I – La calamité exceptionnelle

A – Qu’est-ce qu’une calamité exceptionnelle ?

L’article 239 de la loi du 21 février 2022 relative à la différenciation, la décentralisation, la déconcentration, dite loi 3DS, dispose que l’état de calamité exceptionnelle est caractérisé lorsqu’un aléa naturel d’une ampleur exceptionnelle a des conséquences de nature à gravement compromettre le fonctionnement des institutions et présentant un danger grave et imminent pour l’ordre public, la sécurité des populations, l’approvisionnement en biens de première nécessité ou la santé publique.

 

Le dramatique exemple mahorais est une illustration de l’état de calamité exceptionnelle ; on peut y ajouter un phénomène de tsunami, un typhon, une tempête d’une exceptionnelle ampleur, voire une inondation, étant observé que la loi du 21 février 2022 exige deux conditions : le caractère naturel et le caractère exceptionnel.

 

Il est très difficile de donner d’autres exemples puisque le placement sous état de calamité exceptionnelle de l’île de Mayotte est une première dans l’histoire de France.

 

B – La procédure d’état de calamité exceptionnelle

L’état de calamité exceptionnelle est arrêté par décret du ministre des Outre-mer. Le décret du 18 décembre précité est ainsi libellé : « Article 1. L’état de calamité naturelle exceptionnelle est déclaré à compter du 19 décembre 2024, à zéro heure, sur l’ensemble du territoire du Département de Mayotte, pour une durée d’un mois ». 

 

Si la durée fixée par le décret est d’un mois, elle peut être renouvelée par période de deux mois.

 

Concrètement, le territoire est placé sous le signe de l’extrême urgence, ce qui signifie :

-. La suspension des délais administratifs fixés par une loi pour permettre à l’État et à toutes les collectivités de prendre des décisions qui peuvent l’être immédiatement ;

 

-. Une présomption de force majeure : une situation est considérée comme étant constitutive de force majeure lorsqu’elle résulte d’un événement irrésistible, imprévisible et extérieur à celui qui l’invoque. En principe, il appartient à celui qui s’en prévaut de la démontrer : le dispositif de l’état de calamité exceptionnelle rend cette preuve inutile puisque la force majeure est présumée ;

 

-. À cet effet, et selon les termes de la loi, pour l’application « des dispositions légales et réglementaires nationales mises en œuvre par les autorités publiques pour rétablir le fonctionnement normal des institutions, l’ordre public, la sécurité des populations et l’approvisionnement en biens de première nécessité ainsi que pour mettre fin aux atteintes à la santé publique », il n’est pas nécessaire de constater préalablement une situation de force majeure.

 

L’état de calamité exceptionnelle n’est pas incompatible avec l’état de catastrophe naturelle, qui est plus axé sur la question des indemnisations et sur lequel il convient donc de se pencher.

 

II – La catastrophe naturelle

A – Qu’est-ce qu’une catastrophe naturelle ?

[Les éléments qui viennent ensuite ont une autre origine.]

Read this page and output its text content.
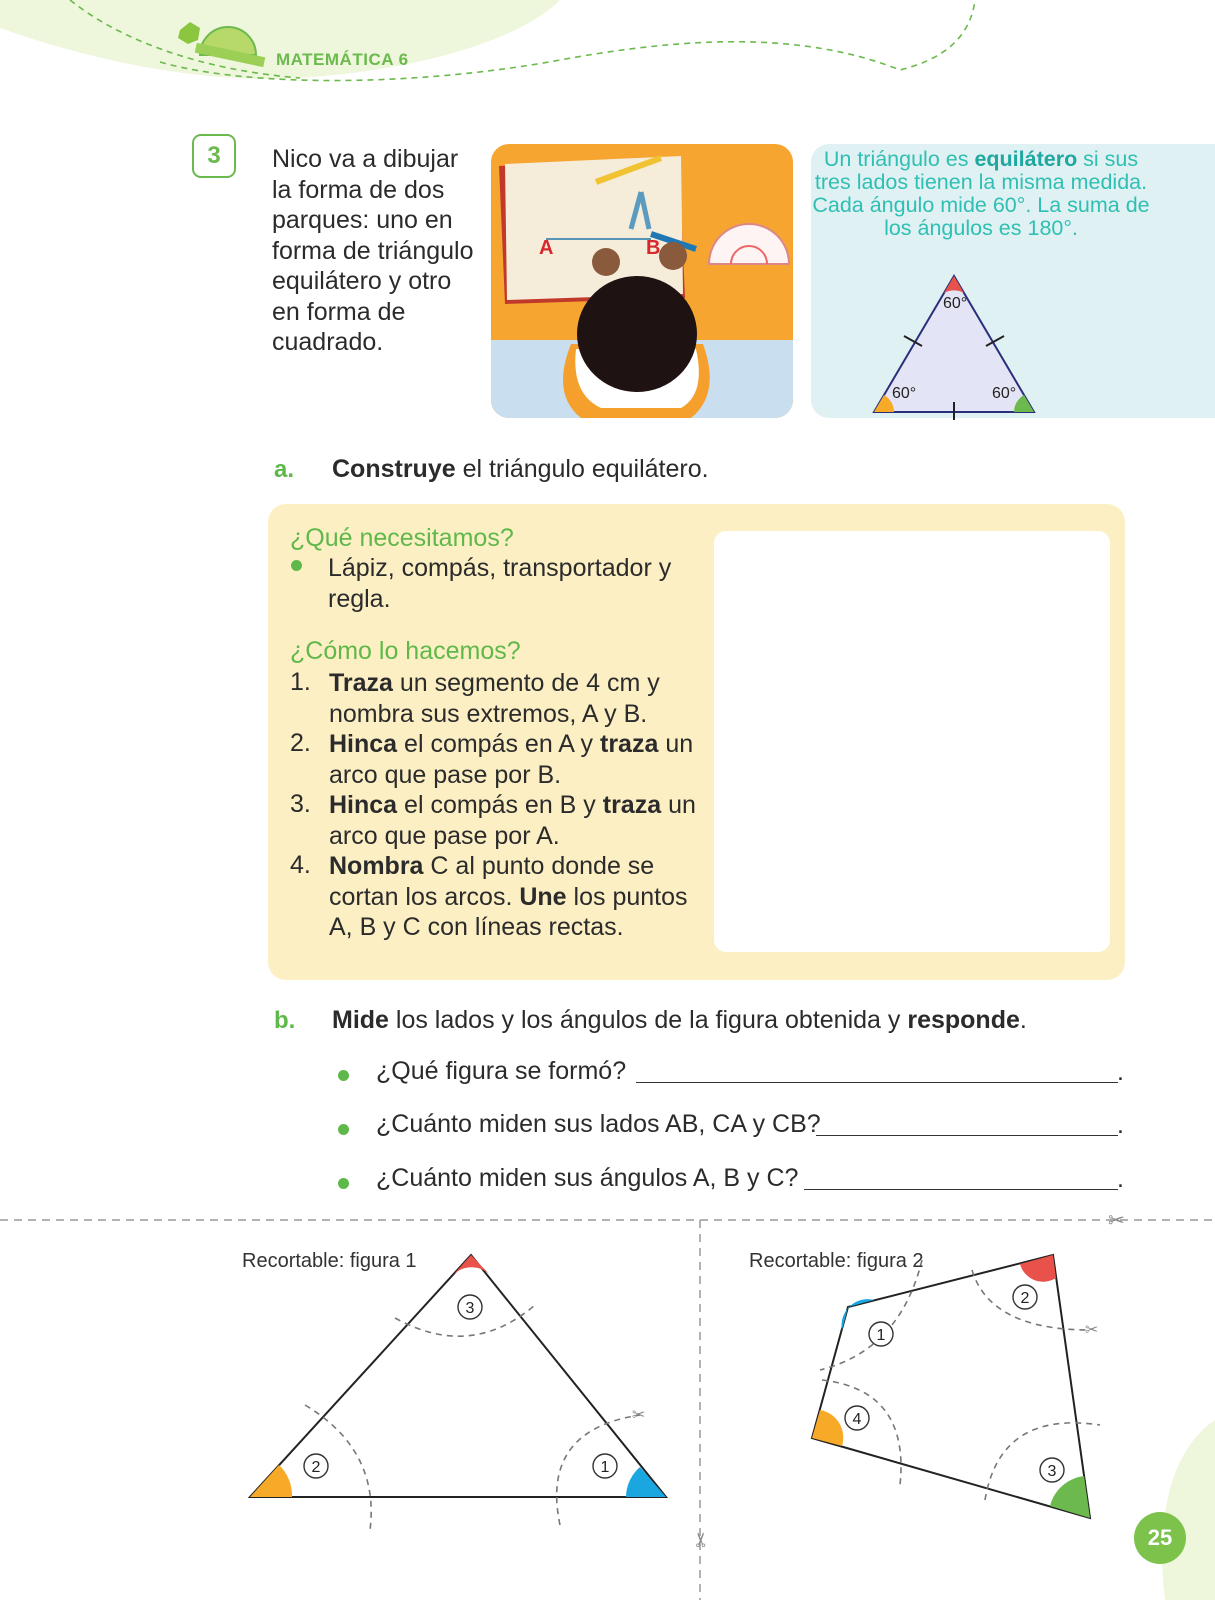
MATEMÁTICA 6
3	Nico va a dibujar la forma de dos parques: uno en forma de triángulo equilátero y otro en forma de cuadrado.
A	B
Un triángulo es equilátero si sus tres lados tienen la misma medida. Cada ángulo mide 60°. La suma de los ángulos es 180°.
60°
60°	60°
a. Construye el triángulo equilátero.
¿Qué necesitamos?
Lápiz, compás, transportador y regla.
¿Cómo lo hacemos?
1. Traza un segmento de 4 cm y nombra sus extremos, A y B.
2. Hinca el compás en A y traza un arco que pase por B.
3. Hinca el compás en B y traza un arco que pase por A.
4. Nombra C al punto donde se cortan los arcos. Une los puntos A, B y C con líneas rectas.
b. Mide los lados y los ángulos de la figura obtenida y responde.
¿Qué figura se formó?	.
¿Cuánto miden sus lados AB, CA y CB?	.
¿Cuánto miden sus ángulos A, B y C?	.
✂
✂
✂
3
2	1
✂
1
2
3
4
Recortable: figura 1	Recortable: figura 2
25
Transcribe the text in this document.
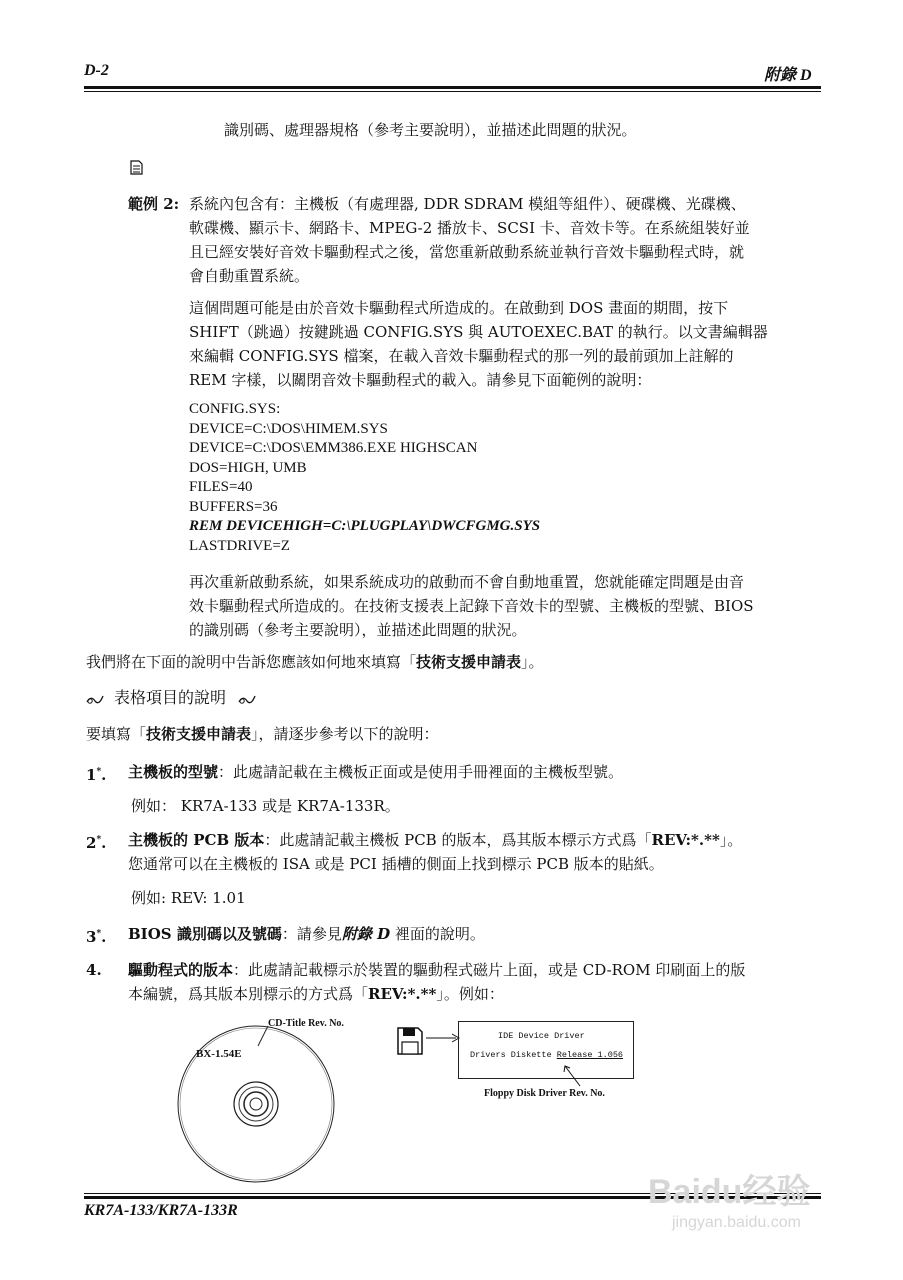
D-2	附錄 D
識別碼、處理器規格（參考主要說明），並描述此問題的狀況。
範例 2: 系統內包含有：主機板（有處理器, DDR SDRAM 模組等組件）、硬碟機、光碟機、
軟碟機、顯示卡、網路卡、MPEG-2 播放卡、SCSI 卡、音效卡等。在系統組裝好並
且已經安裝好音效卡驅動程式之後，當您重新啟動系統並執行音效卡驅動程式時，就
會自動重置系統。
這個問題可能是由於音效卡驅動程式所造成的。在啟動到 DOS 畫面的期間，按下
SHIFT（跳過）按鍵跳過 CONFIG.SYS 與 AUTOEXEC.BAT 的執行。以文書編輯器
來編輯 CONFIG.SYS 檔案，在載入音效卡驅動程式的那一列的最前頭加上註解的
REM 字樣，以關閉音效卡驅動程式的載入。請參見下面範例的說明：
CONFIG.SYS:
DEVICE=C:\DOS\HIMEM.SYS
DEVICE=C:\DOS\EMM386.EXE HIGHSCAN
DOS=HIGH, UMB
FILES=40
BUFFERS=36
REM DEVICEHIGH=C:\PLUGPLAY\DWCFGMG.SYS
LASTDRIVE=Z
再次重新啟動系統，如果系統成功的啟動而不會自動地重置，您就能確定問題是由音
效卡驅動程式所造成的。在技術支援表上記錄下音效卡的型號、主機板的型號、BIOS
的識別碼（參考主要說明），並描述此問題的狀況。
我們將在下面的說明中告訴您應該如何地來填寫「技術支援申請表」。
表格項目的說明
要填寫「技術支援申請表」，請逐步參考以下的說明：
1*. 主機板的型號：此處請記載在主機板正面或是使用手冊裡面的主機板型號。
例如： KR7A-133 或是 KR7A-133R。
2*. 主機板的 PCB 版本：此處請記載主機板 PCB 的版本，爲其版本標示方式爲「REV:*.**」。
您通常可以在主機板的 ISA 或是 PCI 插槽的側面上找到標示 PCB 版本的貼紙。
例如: REV: 1.01
3*. BIOS 識別碼以及號碼：請參見附錄 D 裡面的說明。
4. 驅動程式的版本：此處請記載標示於裝置的驅動程式磁片上面，或是 CD-ROM 印刷面上的版
本編號，爲其版本別標示的方式爲「REV:*.**」。例如：
CD-Title Rev. No.
BX-1.54E
IDE Device Driver
Drivers Diskette Release 1.056
Floppy Disk Driver Rev. No.
KR7A-133/KR7A-133R	Baidu经验
jingyan.baidu.com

Juridiquement, l’article L.125-1 alinéa 3 du Code des assurances issu de la loi 82-600 du 13 juillet 1982 considère « comme les effets des catastrophes naturelles (CATNAT), .//., les dommages matériels directs « non assurables » ayant eu pour cause déterminante l’intensité anormale d’un agent naturel, lorsque les mesures habituelles à prendre pour prévenir ces dommages n’ont pu empêcher leur survenance ou n’ont pu être prises… »

 

Concrètement, ont été ainsi qualifiés de catastrophes naturelles les tremblements de terre, inondations, sécheresse, glissements de terrain, avalanches, action mécanique des vagues, inondations consécutives aux remontées de nappe phréatique d’une ampleur moindre que celles qui pourraient justifier l’activation de l’état de calamité exceptionnelle.

 

En France, il s’est agi le plus souvent, tout comme au mois d’octobre, d’inondations d’une ampleur exceptionnelle ayant généré des crues tout aussi exceptionnelles, ce qui a justifié le placement sous état de catastrophe naturelle de 11 départements : Alpes-Maritimes, Ardèche, Corrèze, Essonne, Eure-et-Loir, Loire, Haute-Loire, Loire-Atlantique, Lozère, Rhône et Yvelines.

 

B – La procédure d’état de catastrophe naturelle

C’est un arrêté interministériel (le dernier en date a été pris par le Ministre de l’économie, le Ministre de l’intérieur et des Outre-mer et le Ministre délégué auprès du Ministre de l’économie, des finances et de la souveraineté numérique) qui détermine l’état de catastrophe naturelle.

 

Il doit être précédé du recensement, par le maire d’une commune frappée par l’événement, de l’ensemble des dommages subis et de l’établissement d’un rapport descriptif de l’événement transmis au préfet.

 

Le préfet transmet au Ministre de l’intérieur, qui consulte une commission pour que l’arrêté interministériel puisse être édicté.

 

Après sa parution au journal officiel, si vous êtes victime d’un sinistre qui relève de la catastrophe naturelle, vous devez procéder à une déclaration de sinistre auprès de votre assureur dans un délai de 10 jours à compter de celui où vous serez informé par le maire de l’état de catastrophe naturelle.

 

L’indemnisation doit intervenir dans un délai de trois mois à compter de la publication de l’arrêté interministériel au journal officiel, mais sous la triple condition suivante :

-. En premier lieu, vous devez avoir souscrit une garantie catastrophes naturelles, qui se trouve, en principe, dans votre contrat d’assurance ;

 

-. En deuxième lieu, le montant de l’indemnisation ne peut excéder celui de la garantie principale, disposition en général très mal acceptée par les victimes de sinistres ;

 

-. En troisième lieu, des franchises resteront à la charge de l’assuré, qui varieront selon l’importance de la catastrophe et son caractère plus ou moins variable.

 

 

Il est donc indispensable de souscrire un contrat garantie catastrophes naturelles si vous vous trouvez dans une zone à risques, voire même de le souscrire systématiquement.